KADINLAR GÜNÜ

“ Ey insanlar! Biz sizi bir erkek ile bir kadından yarattık. Hem sizi bir birinizle tanışasınız diye topluluklar ve kabileler haline getirdik. Haberiniz olsun ki Allah katında en üstününüz en takvalınızdır. Muhakkak ki Allah bilendir, haberdar olandır.” (Hucurat s.13.a.)

Ashâb-ı Kiram’dan Câbir ( r. a ) şöyle bildirdi. Resûlullah Efendimiz, Veda Haccı’nda iken teşrik günlerinde bize şöyle buyurdu: “Ey insanlar! Dikkat ediniz! Şüphesiz Rabbiniz birdir. Dikkat ediniz! Rabbiniz birdir. Bir Acemin bir araba, bir siyahın bir kırmızıya, bir kırmızının bir siyaha üstünlüğü yoktur. Üstünlük, ancak takva iledir, yani Allahtan korkup haramlardan sakınmak iledir. Sizin, Allah katında en üstününüz, takvası en çok olanınızdır. Dikkat ediniz, size tebliği mi yaptım mı?” “

Dünya kadınlar günü adı altında kutlanan ama sadece kutlanan bir kadın günüdür. Yapılacak çok şey var ama yapmamak ya da yapamamak. Göz göre göre kadınları bu hayattan koparan veya koparılmasına göz yuman bir topluluk olduk. Sadece her şeyi kınayan sadece konuşan bir topluluk olduk. Hâlbuki Peygamberimizin kadınlara sahip çıkan “onlar size Allah’ın birer emanetidir” diyen o yüce insanın sözüne aldırmayan bir topluluk olduk.

Hâlbuki ki İslam dininin gelmesiyle kadınlara verilen önemin ne kadar değer kazandığını bizler biliyoruz.

“ O diri diri gömülen kız çocuğuna hangi günahla öldürüldüğü sorulduğu zaman” (Tekvir- 13) canlı canlı gömülen kız çocuklarının hesabının sorulacağını biliyoruz.
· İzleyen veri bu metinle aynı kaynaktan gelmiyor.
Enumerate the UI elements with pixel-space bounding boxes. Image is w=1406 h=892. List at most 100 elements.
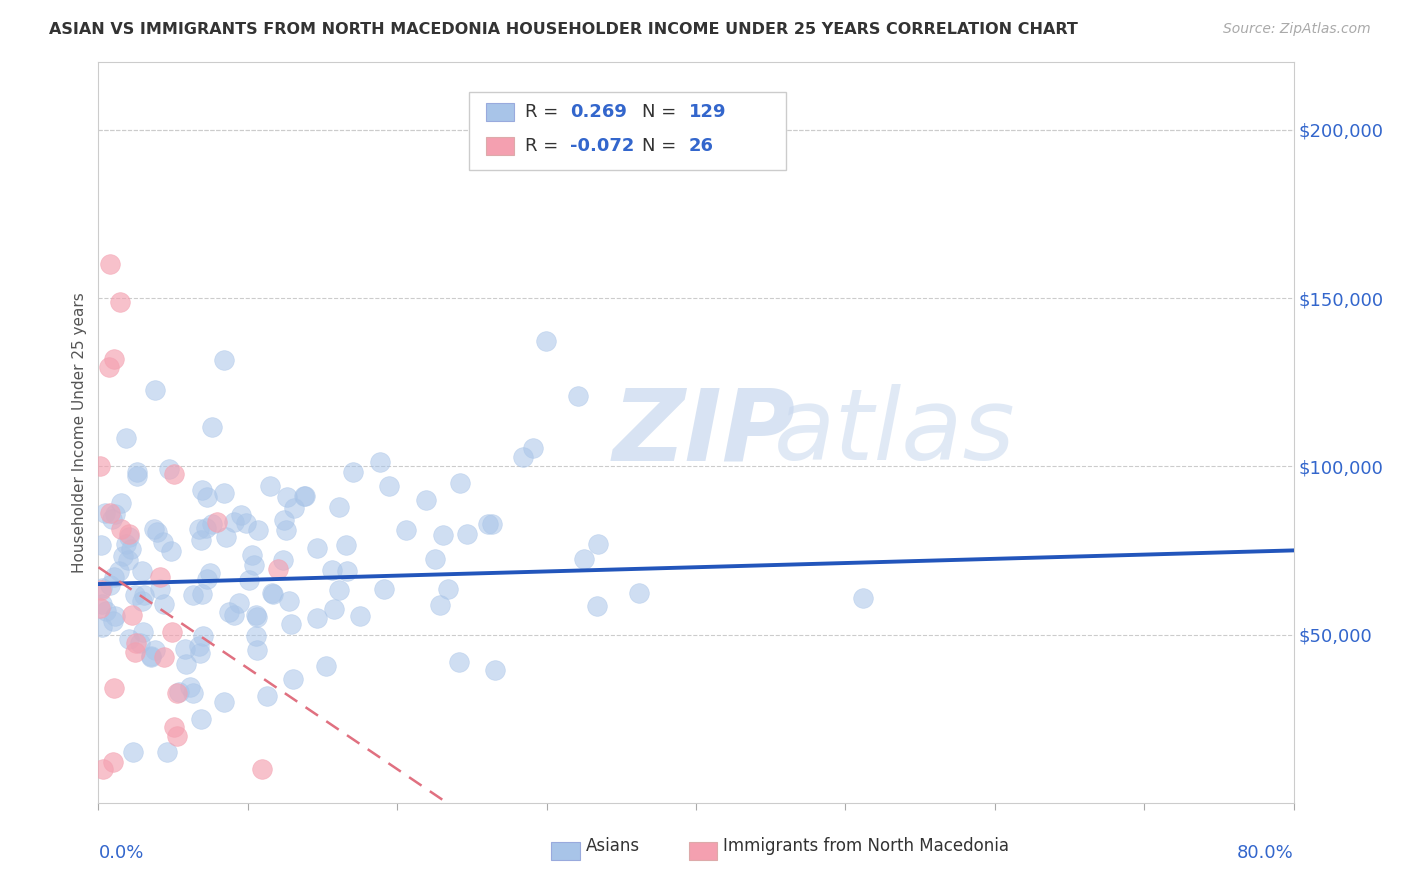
Point <box>115 431 138 445</box>
Point <box>96 603 118 617</box>
Point <box>108 294 131 309</box>
Point <box>322 602 344 616</box>
Point <box>91 762 114 776</box>
Point <box>267 561 290 575</box>
Point <box>104 608 127 623</box>
Point <box>273 513 295 527</box>
Point <box>89 601 111 615</box>
Point <box>134 587 156 601</box>
Point <box>449 476 471 491</box>
Text: -0.072: -0.072 <box>571 137 636 155</box>
Point <box>215 530 238 544</box>
Point <box>181 685 204 699</box>
Point <box>292 489 315 503</box>
Point <box>240 548 263 562</box>
Text: atlas: atlas <box>773 384 1015 481</box>
Point <box>115 537 138 551</box>
Point <box>574 552 596 566</box>
Point <box>429 598 451 612</box>
Point <box>152 534 174 549</box>
Point <box>307 541 329 555</box>
Point <box>187 522 209 536</box>
FancyBboxPatch shape <box>470 92 786 169</box>
Point <box>149 582 172 596</box>
FancyBboxPatch shape <box>551 842 581 860</box>
Point <box>124 645 146 659</box>
Point <box>437 582 460 597</box>
Point <box>191 587 214 601</box>
Point <box>149 570 172 584</box>
Text: Source: ZipAtlas.com: Source: ZipAtlas.com <box>1223 22 1371 37</box>
Point <box>89 458 111 473</box>
Point <box>110 522 132 536</box>
Point <box>125 636 148 650</box>
Point <box>121 608 143 623</box>
Point <box>212 695 235 709</box>
Point <box>425 552 447 566</box>
Point <box>250 762 273 776</box>
Point <box>522 441 544 455</box>
Point <box>157 462 180 476</box>
Point <box>281 672 304 686</box>
Y-axis label: Householder Income Under 25 years: Householder Income Under 25 years <box>72 293 87 573</box>
Point <box>449 655 471 669</box>
Point <box>166 730 188 744</box>
Text: N =: N = <box>643 137 682 155</box>
Point <box>628 586 651 600</box>
Point <box>262 587 284 601</box>
Text: Immigrants from North Macedonia: Immigrants from North Macedonia <box>724 837 1010 855</box>
Point <box>336 565 359 579</box>
Point <box>229 508 252 522</box>
Point <box>94 506 117 520</box>
Point <box>167 685 190 699</box>
Point <box>271 552 294 566</box>
FancyBboxPatch shape <box>689 842 717 860</box>
Point <box>245 608 267 623</box>
Text: 129: 129 <box>689 103 727 121</box>
Point <box>243 558 266 572</box>
Point <box>246 610 269 624</box>
Point <box>315 658 337 673</box>
Text: R =: R = <box>524 103 564 121</box>
Point <box>283 500 305 515</box>
FancyBboxPatch shape <box>485 137 515 155</box>
Point <box>377 479 399 493</box>
Text: ASIAN VS IMMIGRANTS FROM NORTH MACEDONIA HOUSEHOLDER INCOME UNDER 25 YEARS CORRE: ASIAN VS IMMIGRANTS FROM NORTH MACEDONIA… <box>49 22 1078 37</box>
Point <box>335 537 357 551</box>
Text: ZIP: ZIP <box>613 384 796 481</box>
Point <box>228 596 250 610</box>
Point <box>121 745 143 759</box>
Point <box>247 523 270 537</box>
Point <box>163 721 186 735</box>
Point <box>484 663 506 677</box>
Point <box>274 524 297 538</box>
Text: N =: N = <box>643 103 682 121</box>
Point <box>181 588 204 602</box>
Point <box>107 564 129 578</box>
Point <box>118 530 141 544</box>
Point <box>262 586 284 600</box>
Point <box>321 563 343 577</box>
Point <box>201 516 224 531</box>
Point <box>152 597 174 611</box>
Point <box>146 524 169 539</box>
Point <box>586 599 609 613</box>
Point <box>205 516 228 530</box>
Point <box>103 570 125 584</box>
Point <box>586 537 609 551</box>
Point <box>395 523 418 537</box>
Point <box>125 468 148 483</box>
Point <box>259 479 281 493</box>
Point <box>90 581 112 595</box>
Point <box>166 686 188 700</box>
Point <box>235 516 257 531</box>
Point <box>143 522 166 536</box>
Point <box>222 515 245 529</box>
Point <box>276 490 298 504</box>
Point <box>195 490 218 504</box>
Point <box>238 574 260 588</box>
Point <box>198 566 221 581</box>
Point <box>132 624 155 639</box>
Point <box>159 544 181 558</box>
Text: R =: R = <box>524 137 564 155</box>
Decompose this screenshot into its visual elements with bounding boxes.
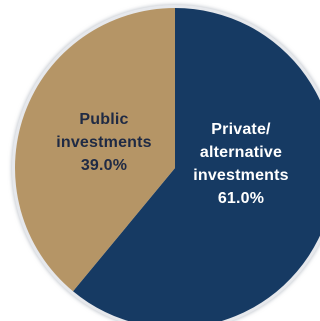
slice-value-label: 61.0% xyxy=(218,190,264,207)
slice-label-private-alternative: Private/ alternative investments 61.0% xyxy=(193,121,289,207)
slice-label-line: investments xyxy=(193,167,289,184)
slice-label-line: Private/ xyxy=(211,121,271,138)
pie-slice-private-alternative xyxy=(73,8,320,321)
pie-slice-public xyxy=(15,8,176,292)
slice-label-line: investments xyxy=(56,134,152,151)
slice-label-line: Public xyxy=(79,111,128,128)
slice-value-label: 39.0% xyxy=(81,157,127,174)
slice-label-line: alternative xyxy=(200,144,282,161)
slice-label-public: Public investments 39.0% xyxy=(56,111,152,174)
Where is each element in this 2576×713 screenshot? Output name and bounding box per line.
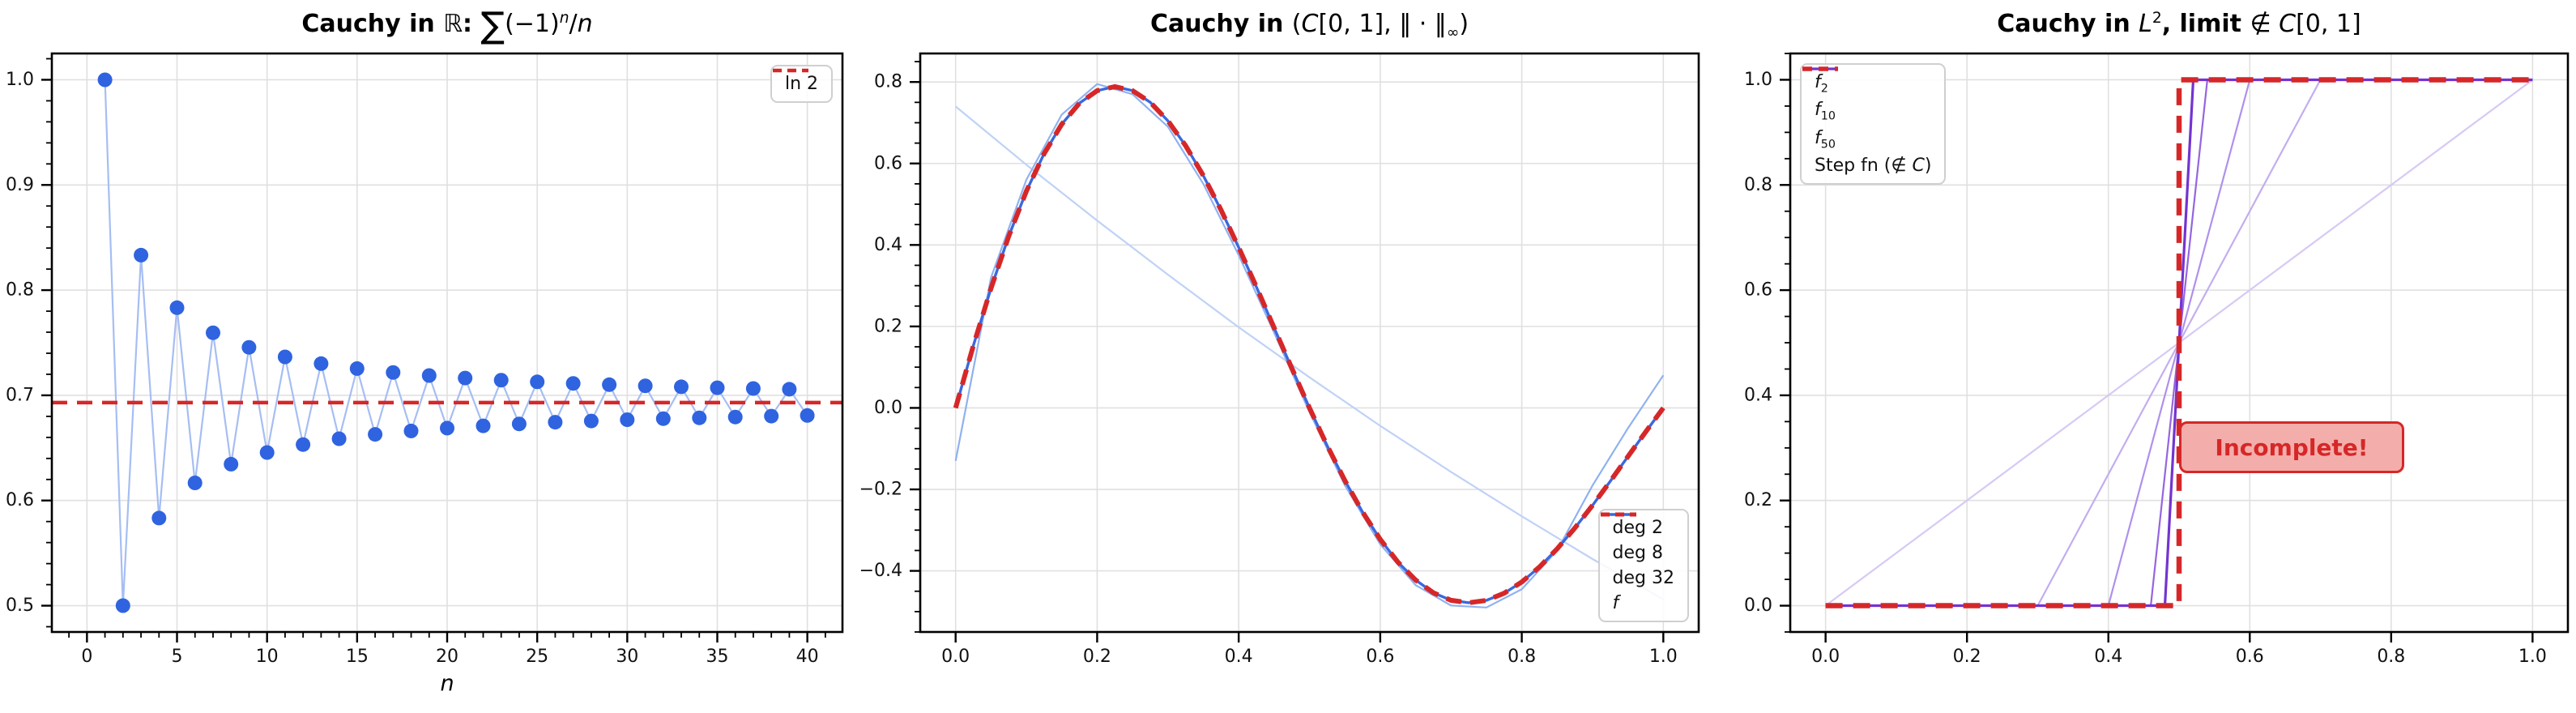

Kadınların birer mal gibi para karşılığı satıldığı, toplumda hiçbir değerlerinin olmadığı bir dönemde inen ayetlerle takvanın değerli olanın, üstünlüğün kişilere değil Allah’a yakın olan ile alakalı olduğunu birçok ayette ifade edilmesiyle kadın ve erkeğin Allah katında ibadet ve taat ile değerlendirileceğini de biliyoruz.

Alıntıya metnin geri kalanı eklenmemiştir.